跳转至

Advanced setup(高级设置)

:::callout{theme="warning"} We recommend setting up your time series pipeline using Pipeline Builder as explained in the time series setup page. Doing so will automatically apply the transform optimizations described below.

Contact your Palantir representative before proceeding with an advanced setup configuration. :::

If you require low-level transform control or advanced functionality not yet provided by Pipeline Builder, this page describes how to manually set up your time series pipeline with Code Repositories used for data transformations.

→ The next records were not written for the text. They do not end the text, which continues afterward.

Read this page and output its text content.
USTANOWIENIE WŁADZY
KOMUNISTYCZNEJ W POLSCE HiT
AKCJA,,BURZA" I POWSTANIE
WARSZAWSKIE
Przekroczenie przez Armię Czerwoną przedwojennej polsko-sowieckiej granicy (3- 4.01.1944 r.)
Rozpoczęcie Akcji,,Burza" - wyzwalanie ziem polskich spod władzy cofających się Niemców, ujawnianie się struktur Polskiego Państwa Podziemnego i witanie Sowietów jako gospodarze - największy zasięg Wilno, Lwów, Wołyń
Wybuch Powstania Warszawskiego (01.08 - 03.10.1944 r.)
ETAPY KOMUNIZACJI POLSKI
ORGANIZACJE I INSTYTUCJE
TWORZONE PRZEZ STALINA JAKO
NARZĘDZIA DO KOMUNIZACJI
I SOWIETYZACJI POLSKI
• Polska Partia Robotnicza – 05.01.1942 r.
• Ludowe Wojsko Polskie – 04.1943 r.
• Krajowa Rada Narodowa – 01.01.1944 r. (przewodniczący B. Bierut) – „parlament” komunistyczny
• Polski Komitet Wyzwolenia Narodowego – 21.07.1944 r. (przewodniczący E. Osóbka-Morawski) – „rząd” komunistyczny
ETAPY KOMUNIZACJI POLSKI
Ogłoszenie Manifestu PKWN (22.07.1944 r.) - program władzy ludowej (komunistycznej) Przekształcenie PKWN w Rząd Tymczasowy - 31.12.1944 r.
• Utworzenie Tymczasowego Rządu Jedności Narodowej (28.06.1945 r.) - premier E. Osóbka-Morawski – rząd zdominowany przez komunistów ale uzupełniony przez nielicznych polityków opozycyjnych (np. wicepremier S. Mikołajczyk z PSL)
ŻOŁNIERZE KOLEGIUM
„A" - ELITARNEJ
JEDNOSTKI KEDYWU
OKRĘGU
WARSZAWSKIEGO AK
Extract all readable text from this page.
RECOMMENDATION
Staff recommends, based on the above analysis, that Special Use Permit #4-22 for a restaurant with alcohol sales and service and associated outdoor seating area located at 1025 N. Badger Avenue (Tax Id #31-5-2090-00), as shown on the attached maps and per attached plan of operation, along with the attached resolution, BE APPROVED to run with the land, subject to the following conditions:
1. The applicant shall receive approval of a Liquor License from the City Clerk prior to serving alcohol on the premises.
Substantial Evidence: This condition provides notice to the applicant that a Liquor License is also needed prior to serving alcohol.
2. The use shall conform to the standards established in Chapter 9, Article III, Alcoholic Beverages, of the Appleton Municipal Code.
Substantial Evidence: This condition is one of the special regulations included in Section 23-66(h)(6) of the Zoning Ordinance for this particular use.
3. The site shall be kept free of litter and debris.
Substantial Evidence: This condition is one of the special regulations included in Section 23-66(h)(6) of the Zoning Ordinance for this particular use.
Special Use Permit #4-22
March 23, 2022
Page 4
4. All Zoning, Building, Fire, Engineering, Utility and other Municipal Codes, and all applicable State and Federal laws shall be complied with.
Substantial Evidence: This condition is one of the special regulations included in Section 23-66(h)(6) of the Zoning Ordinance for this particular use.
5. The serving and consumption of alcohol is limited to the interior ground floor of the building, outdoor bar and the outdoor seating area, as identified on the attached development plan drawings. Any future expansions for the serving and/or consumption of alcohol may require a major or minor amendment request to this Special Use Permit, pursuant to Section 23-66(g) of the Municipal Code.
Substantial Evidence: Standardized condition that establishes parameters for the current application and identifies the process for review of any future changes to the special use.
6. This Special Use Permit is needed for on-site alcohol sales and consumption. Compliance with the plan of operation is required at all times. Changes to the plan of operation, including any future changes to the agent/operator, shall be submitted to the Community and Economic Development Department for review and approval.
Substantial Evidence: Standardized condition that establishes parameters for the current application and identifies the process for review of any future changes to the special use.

To set up time series with Code Repositories, you must complete the following:

  1. Create and optimize the time series input data.
  2. Set up a time series sync.
  3. Create the time series object type backing dataset.
  4. Set up the time series object type.

1. Create and optimize the time series input data

Time series syncs can be built on top of either datasets or streams. This choice often depends on throughput and latency considerations. Review the comparison of streaming and batch processes for a more detailed analysis.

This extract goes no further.